Design, Setting, and Participants A total of 9704 white women were recruited at 4 US clinical centers and enrolled in the Study of Osteoporotic Fractures, a longitudinal cohort study. Of these, 2680 attended a clinic visit an average of 14.9 years after baseline; mean age of 68.8 years at entry and 83.8 years at follow-up.

Mean Outcome Measure Incident vertebral fractures identified from lateral spinal radiographs defined as a decrease of at least 20% and 4 mm at any vertebral level. Prevalent vertebral fractures were identified on the baseline radiographs using vertebral morphometry. Bone mineral density was measured at the total hip and lumbar spine using dual-energy x-ray absorptiometry.
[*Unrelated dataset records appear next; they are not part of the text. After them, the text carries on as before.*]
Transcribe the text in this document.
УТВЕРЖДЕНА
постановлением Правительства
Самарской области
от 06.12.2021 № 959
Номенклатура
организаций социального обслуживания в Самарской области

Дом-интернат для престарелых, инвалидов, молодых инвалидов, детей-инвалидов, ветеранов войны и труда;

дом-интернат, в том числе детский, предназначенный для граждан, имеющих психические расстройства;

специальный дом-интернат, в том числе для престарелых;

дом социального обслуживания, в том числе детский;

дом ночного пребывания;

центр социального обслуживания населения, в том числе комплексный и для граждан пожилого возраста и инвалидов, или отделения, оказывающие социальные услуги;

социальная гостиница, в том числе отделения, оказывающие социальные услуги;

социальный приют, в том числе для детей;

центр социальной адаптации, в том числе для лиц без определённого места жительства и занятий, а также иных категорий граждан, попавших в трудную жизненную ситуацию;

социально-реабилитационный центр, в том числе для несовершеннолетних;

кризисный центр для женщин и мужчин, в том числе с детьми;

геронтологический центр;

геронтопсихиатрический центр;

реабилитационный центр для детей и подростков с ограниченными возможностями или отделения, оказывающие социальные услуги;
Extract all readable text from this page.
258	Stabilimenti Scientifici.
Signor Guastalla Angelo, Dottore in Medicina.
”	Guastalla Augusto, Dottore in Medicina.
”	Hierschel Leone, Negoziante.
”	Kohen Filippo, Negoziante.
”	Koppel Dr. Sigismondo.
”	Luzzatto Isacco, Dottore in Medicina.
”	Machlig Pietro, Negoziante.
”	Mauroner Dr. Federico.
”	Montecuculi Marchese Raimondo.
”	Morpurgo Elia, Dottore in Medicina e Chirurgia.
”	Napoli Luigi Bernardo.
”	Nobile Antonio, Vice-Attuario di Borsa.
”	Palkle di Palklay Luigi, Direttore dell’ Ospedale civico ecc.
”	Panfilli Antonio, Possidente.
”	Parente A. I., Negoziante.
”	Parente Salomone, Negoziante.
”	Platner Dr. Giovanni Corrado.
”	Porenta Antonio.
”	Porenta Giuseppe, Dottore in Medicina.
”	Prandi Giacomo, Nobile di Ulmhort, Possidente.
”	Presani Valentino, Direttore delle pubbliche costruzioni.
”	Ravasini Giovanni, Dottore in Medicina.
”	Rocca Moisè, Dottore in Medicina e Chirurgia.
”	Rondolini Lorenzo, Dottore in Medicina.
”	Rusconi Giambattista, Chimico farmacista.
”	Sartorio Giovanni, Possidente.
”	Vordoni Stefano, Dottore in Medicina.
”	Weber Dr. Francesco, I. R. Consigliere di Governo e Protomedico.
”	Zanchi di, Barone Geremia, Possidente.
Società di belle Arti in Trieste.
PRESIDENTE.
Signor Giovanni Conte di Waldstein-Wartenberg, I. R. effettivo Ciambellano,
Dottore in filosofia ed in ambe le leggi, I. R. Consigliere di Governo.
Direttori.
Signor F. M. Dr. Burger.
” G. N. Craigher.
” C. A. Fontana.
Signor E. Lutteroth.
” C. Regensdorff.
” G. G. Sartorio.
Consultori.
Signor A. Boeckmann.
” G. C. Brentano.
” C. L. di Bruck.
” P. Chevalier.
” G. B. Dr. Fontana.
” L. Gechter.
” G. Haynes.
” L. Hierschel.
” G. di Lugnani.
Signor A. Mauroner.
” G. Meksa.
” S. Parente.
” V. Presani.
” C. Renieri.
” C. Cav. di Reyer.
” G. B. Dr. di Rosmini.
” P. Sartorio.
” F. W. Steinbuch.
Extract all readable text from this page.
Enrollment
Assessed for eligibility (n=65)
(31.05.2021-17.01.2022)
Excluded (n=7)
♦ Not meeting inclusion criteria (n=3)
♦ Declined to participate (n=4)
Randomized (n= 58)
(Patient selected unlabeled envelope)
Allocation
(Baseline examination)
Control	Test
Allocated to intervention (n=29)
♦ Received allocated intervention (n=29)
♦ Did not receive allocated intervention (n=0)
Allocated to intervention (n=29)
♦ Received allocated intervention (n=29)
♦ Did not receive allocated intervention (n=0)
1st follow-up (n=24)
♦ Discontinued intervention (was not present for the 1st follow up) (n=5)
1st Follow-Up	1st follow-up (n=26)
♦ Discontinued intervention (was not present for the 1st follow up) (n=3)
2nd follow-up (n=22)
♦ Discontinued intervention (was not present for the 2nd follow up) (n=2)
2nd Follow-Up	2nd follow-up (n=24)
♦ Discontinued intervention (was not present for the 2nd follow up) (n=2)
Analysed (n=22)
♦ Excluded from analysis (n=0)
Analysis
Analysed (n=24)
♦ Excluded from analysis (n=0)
Results Of the 2680 women, 487 (18.2%) had an incident vertebral fracture including 163 of the 394 (41.4%) with a prevalent vertebral fracture at baseline and 324 of the 2286 (14.2%) without a prevalent vertebral fracture at baseline (odds ratio, 4.21; 95% confidence interval, 3.33-5.34). Low BMD was associated with an increased risk of incident vertebral fracture (odds ratio per 1 SD decrease in total hip BMD, 1.78 [95% confidence interval, 1.58-2.00]). The absolute risk of vertebral fracture ranged from 56% among women with total hip BMD T score of −2.5 or less and a prevalent vertebral fracture to 9% in women with normal BMD and no prevalent vertebral fracture.

Conclusions Low BMD and prevalent vertebral fractures are independently related to new vertebral fractures over 15 years of follow-up. Women with a prevalent vertebral fracture have a substantially increased absolute risk of an incident fracture, especially if they have osteoporosis diagnosed by BMD.